This being a holiday weekend, I had a whole day and a half to work uninterrupted! Saturday morning was rained out, so I couldn’t get out there until early afternoon. I started by finishing the front wall.
After that, the rest of the daylight was spent making gussets for the rafters.
After making one to spec, I used it as the template for all the rest. This would have been a lot easier if I could have located the miter fence for my table saw, but I couldn’t, so I cut the parts with my skill saw. All of the gussets were ripped from a 4 x 8 sheet of OSB, the remainder which became a makeshift workbench. The completed gussets are sitting on the left side of the bench.
Sunday arrived with clear skies, bright sun, and a slight chill in the air! It was time to make some rafters! But first, I had to add one piece of siding to square up the wall and provide support. The cross-bracing on that wall was one of the boards destined to become a rafter.

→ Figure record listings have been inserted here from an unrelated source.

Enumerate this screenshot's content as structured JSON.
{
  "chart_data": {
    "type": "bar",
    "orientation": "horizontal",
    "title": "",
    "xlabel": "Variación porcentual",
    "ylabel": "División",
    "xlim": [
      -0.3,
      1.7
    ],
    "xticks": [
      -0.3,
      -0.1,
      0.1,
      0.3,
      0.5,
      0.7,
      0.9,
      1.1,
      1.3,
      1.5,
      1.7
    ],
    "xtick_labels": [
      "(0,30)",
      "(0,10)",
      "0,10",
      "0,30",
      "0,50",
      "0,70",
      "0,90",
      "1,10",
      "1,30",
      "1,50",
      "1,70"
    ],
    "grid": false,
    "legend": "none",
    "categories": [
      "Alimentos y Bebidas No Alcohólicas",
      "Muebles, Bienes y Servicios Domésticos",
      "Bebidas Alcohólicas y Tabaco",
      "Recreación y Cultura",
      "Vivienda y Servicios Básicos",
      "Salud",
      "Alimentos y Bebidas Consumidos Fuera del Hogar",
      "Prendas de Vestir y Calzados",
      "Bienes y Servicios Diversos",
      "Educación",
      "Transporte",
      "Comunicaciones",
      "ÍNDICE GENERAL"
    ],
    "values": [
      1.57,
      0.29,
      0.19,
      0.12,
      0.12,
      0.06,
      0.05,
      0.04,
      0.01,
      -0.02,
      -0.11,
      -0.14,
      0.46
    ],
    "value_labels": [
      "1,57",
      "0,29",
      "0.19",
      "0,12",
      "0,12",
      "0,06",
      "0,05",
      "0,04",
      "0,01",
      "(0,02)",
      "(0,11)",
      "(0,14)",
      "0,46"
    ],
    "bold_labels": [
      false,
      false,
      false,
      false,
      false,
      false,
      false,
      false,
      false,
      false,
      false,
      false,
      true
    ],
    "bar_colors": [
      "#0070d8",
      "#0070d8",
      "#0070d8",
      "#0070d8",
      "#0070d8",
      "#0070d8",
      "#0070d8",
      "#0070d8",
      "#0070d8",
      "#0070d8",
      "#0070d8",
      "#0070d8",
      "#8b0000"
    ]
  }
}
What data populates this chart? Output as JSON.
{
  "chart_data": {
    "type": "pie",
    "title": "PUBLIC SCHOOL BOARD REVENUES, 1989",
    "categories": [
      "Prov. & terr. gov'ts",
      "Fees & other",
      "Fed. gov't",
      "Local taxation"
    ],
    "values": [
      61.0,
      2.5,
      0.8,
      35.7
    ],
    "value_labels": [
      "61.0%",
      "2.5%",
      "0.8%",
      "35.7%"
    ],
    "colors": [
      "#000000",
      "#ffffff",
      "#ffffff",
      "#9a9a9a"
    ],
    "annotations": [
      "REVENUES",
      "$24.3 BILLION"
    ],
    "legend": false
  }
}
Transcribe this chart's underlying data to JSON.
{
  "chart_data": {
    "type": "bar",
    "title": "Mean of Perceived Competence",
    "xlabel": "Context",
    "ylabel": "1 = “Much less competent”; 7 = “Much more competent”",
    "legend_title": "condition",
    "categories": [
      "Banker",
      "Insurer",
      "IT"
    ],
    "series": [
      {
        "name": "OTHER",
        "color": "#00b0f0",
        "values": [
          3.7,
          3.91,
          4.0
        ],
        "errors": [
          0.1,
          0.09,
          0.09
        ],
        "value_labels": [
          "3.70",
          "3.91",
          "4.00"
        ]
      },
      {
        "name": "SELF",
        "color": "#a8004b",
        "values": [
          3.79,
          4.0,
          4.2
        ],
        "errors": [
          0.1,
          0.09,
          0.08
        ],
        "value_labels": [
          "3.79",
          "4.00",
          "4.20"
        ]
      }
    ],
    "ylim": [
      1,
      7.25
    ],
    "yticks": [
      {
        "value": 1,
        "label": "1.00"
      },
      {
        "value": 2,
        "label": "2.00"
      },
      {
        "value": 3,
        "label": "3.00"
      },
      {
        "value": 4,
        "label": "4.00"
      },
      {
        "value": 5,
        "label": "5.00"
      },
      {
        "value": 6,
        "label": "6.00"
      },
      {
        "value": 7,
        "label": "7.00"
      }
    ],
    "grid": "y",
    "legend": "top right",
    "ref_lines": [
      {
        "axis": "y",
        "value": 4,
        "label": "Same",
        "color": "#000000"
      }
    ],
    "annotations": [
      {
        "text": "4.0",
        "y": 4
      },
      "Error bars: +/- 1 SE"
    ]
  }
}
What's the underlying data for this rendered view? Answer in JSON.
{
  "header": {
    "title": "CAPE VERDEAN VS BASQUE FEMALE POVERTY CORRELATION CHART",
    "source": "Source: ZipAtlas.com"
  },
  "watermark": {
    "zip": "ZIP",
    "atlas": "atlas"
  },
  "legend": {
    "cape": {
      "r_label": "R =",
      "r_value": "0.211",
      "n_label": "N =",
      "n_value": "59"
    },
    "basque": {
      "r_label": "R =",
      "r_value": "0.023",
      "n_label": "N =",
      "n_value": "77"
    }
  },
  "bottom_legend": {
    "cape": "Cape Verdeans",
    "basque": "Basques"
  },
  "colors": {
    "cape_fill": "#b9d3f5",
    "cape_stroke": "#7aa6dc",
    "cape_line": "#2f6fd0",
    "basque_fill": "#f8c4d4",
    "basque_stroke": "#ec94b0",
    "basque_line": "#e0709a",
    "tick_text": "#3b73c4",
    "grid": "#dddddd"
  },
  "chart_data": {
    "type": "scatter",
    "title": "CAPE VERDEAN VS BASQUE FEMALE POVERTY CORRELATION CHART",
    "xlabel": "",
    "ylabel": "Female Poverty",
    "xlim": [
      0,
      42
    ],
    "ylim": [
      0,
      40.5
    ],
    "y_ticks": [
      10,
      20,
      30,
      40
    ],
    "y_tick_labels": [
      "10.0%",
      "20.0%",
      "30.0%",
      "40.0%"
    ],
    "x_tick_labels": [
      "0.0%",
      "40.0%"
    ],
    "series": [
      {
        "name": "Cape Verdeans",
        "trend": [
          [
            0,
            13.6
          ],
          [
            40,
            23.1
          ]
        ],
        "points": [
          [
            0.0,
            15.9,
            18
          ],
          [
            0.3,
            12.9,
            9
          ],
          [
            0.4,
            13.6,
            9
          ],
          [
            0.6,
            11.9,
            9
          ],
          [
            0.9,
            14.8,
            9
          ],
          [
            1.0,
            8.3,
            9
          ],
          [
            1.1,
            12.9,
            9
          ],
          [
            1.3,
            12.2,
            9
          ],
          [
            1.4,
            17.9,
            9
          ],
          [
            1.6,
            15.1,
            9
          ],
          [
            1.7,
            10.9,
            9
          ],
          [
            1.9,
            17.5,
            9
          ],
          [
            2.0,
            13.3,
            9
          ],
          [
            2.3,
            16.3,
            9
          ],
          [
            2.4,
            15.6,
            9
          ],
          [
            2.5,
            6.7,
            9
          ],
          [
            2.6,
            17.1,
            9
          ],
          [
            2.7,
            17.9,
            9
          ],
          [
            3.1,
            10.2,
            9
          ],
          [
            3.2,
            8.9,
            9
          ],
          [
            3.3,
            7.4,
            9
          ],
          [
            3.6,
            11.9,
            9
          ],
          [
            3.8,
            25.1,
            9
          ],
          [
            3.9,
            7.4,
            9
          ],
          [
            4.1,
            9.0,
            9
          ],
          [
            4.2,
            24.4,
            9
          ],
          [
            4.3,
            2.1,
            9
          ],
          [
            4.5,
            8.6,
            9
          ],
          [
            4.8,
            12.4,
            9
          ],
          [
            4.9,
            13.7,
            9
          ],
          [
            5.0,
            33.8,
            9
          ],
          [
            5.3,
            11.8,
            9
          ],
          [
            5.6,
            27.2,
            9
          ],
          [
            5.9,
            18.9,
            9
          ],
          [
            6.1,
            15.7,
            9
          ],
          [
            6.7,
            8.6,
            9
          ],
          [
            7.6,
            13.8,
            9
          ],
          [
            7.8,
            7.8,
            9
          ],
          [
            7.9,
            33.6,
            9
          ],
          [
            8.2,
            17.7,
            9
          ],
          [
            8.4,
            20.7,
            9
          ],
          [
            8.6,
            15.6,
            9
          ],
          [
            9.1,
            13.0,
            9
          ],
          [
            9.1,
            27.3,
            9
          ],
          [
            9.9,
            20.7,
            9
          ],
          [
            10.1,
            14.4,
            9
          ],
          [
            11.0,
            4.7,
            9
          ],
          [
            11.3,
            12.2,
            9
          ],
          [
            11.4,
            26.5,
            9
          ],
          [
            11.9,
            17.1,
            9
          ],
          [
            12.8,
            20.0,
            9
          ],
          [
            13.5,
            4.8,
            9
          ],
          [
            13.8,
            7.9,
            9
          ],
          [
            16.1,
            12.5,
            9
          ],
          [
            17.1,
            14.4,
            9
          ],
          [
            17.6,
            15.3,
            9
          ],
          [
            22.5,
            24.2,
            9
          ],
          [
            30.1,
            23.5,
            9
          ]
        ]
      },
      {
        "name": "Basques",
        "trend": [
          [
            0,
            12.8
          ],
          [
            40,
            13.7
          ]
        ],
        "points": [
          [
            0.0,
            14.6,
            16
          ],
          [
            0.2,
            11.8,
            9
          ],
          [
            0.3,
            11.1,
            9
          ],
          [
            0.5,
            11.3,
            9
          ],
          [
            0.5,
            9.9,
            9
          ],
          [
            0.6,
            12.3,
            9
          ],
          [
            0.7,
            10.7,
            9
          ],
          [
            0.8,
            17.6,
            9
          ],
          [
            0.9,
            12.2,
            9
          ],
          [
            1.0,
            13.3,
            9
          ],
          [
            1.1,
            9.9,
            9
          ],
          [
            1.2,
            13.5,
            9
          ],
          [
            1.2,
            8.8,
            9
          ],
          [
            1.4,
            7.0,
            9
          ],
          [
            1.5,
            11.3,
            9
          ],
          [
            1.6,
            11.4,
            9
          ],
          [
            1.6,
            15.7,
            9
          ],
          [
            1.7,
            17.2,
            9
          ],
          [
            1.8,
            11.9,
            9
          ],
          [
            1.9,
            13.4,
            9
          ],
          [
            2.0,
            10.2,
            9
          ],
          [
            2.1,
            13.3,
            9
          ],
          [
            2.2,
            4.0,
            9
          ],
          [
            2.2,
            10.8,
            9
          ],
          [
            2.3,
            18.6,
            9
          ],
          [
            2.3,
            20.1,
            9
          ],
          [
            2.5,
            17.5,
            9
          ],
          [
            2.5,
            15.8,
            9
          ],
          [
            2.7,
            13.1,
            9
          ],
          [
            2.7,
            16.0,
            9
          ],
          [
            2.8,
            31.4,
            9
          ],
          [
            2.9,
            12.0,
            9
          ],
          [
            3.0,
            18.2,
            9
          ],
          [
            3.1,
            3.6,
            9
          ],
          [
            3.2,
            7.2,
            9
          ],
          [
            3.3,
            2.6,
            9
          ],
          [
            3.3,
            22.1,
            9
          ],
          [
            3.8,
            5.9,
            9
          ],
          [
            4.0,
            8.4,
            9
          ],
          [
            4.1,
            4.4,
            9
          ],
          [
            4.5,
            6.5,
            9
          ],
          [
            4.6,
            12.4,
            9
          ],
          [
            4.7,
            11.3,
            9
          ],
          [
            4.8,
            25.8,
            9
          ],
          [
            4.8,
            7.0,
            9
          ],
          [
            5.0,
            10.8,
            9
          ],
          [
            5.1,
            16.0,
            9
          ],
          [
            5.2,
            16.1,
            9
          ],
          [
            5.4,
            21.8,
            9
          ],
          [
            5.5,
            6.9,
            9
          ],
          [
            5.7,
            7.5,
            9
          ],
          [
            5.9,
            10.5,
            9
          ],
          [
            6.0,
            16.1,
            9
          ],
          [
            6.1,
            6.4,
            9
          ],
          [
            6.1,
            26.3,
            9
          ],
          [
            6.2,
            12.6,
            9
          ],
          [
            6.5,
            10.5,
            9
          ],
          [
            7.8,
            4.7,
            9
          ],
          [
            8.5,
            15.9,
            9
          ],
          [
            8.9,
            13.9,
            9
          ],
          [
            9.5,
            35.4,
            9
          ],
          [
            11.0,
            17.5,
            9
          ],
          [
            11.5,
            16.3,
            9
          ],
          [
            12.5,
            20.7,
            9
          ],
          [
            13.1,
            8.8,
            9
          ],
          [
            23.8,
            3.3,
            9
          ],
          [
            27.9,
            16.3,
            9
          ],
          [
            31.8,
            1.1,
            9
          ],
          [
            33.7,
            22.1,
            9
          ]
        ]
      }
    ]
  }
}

To start making the rafters, I began by marking the center of one of the uncut rafters. After aligning the center with the one of the floor joists and marking the sill plate, I drove a nail into the floor at one end to use as a stop. That made it easy to mark the other rafters - just slide it to the stop and mark it. Once marked, it could be cut. Then I marked two 27° angles and cut those. I only did a couple that way before I realized I could just mark the centerline, use it to mark the angles, then just cut the angles. That saved me a cut and was a little easier than trying to cut off such a small triangle.
After cutting the top angles, it was time to add a bird’s mouth to each end so the rafter would sit securely on top of the wall. To make that as easy and consistent as possible, I made a template out of cardboard, marked each board, then cut them with a jig saw.
Bird’s mouth cut
Then it was back to the floor where I could align the halves and add the gusset. I used the same center mark along with a couple of nails in the floor to set the correct angle.
This one already has one gusset in place and a second one awaiting proper alignment and screws.
After that, it was just repeat the steps until I had them all made. My son and I worked together to get them on top of the walls and locked into place. I bought hurricane ties to attach them. The drill battery died before the first one went up, so each of them started with two nails. I added temporary supports so I could make the rafters plumb, then we went back and added screws once the battery was charged.